CINCINNATI — Robots are secretly plotting to kill us. Or enslave us. Or, at best, they will take our jobs, one by one.
From science fiction written by Isaac Asimov eight decades ago to “Dilbert” cartoons today, the relationship between robots and humans has long fascinated — and worried — people.
There’s even a term, “robophobia,” for an irrational anxiety about robots and other advanced automation machines.
And there are concerns beyond the ones stoked by watching too much “Terminator .”
Apple computer pioneer Steve Wozniak once suggested that robots would turn us into their pets. Physicist Stephen Hawking and tech entrepreneur Elon Musk have also warned about the dangers of going too far, too quickly, in developing “thinking robots” with programmed intelligence that might keep evolving self-awareness, similar to the humanoids in the HBO series “Westworld.”
Hawking told the BBC in 2014 that “development of full artificial intelligence could spell the end of the human race.”
So there’s that.
Researchers vary in projections on how long from now, if ever, such a threat could exist.
For now, deaths by robot are very rare among industrial accidents. However, in July 2015, a 57-year-old technician was killed by a robotic machine in an Ionia, Mich., plant that makes auto bumpers, trailer hitches and chrome-plated plastics. Her husband filed a federal lawsuit, being contested by the defendants, alleging a malfunctioning robot took her “by surprise,” crushing her head.

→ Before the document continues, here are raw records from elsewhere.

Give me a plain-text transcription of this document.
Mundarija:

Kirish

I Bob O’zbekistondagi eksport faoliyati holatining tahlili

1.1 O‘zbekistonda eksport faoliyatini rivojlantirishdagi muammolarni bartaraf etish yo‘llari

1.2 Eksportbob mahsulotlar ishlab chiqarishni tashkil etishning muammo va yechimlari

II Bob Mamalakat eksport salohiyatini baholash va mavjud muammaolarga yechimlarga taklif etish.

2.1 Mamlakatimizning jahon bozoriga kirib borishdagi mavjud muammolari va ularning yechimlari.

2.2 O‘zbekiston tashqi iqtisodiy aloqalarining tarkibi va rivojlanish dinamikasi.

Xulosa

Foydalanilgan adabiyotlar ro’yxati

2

As chief technology officer for a private-public effort to facilitate robotic solutions in U.S. manufacturing, professor Howie Choset of Carnegie Mellon University in Pittsburgh sees the fear of robots taking jobs making his mission tougher.
“You have to start this discussion with the baseline that automation and innovation creates jobs,” he said, by leading to new products and processes and the new jobs to make and operate them.
“Then you have to ask yourself, why would robots be different? And people are very quick to say, ‘Well, robots are intelligent, they do what humans can do,’ and there’s this fear that was sort of instilled by science fiction.”
Comparing fear of robots to 19th-century worries about steam engines, Choset said: “Robots are just the next generation of tools.”
Singer Aimee Mann, with help from actress Laura Linney, humorously depicted the danger of letting robots help you too much in the music video for “Charmer.”
And Choset was amused by a recent “Dilbert ” strip about the boss’ inability to stop a robot worker who decided to quit.
Chris Boggess, 18, found the 2004 movie “I, Robot ,” about a rogue killer robot drawn from Asimov stories, frightening, but he has come to understand and appreciate their potential through the Butler Tech robotics program at Colerain High School near Cincinnati.
“The first day I walked in, I fell in love. I knew this was where I needed to be,” Boggess said. “I like robots, anything about technology.”
And if some day thinking robots acquired the ability to threaten humans, he said, “I would probably try to make friends with them.”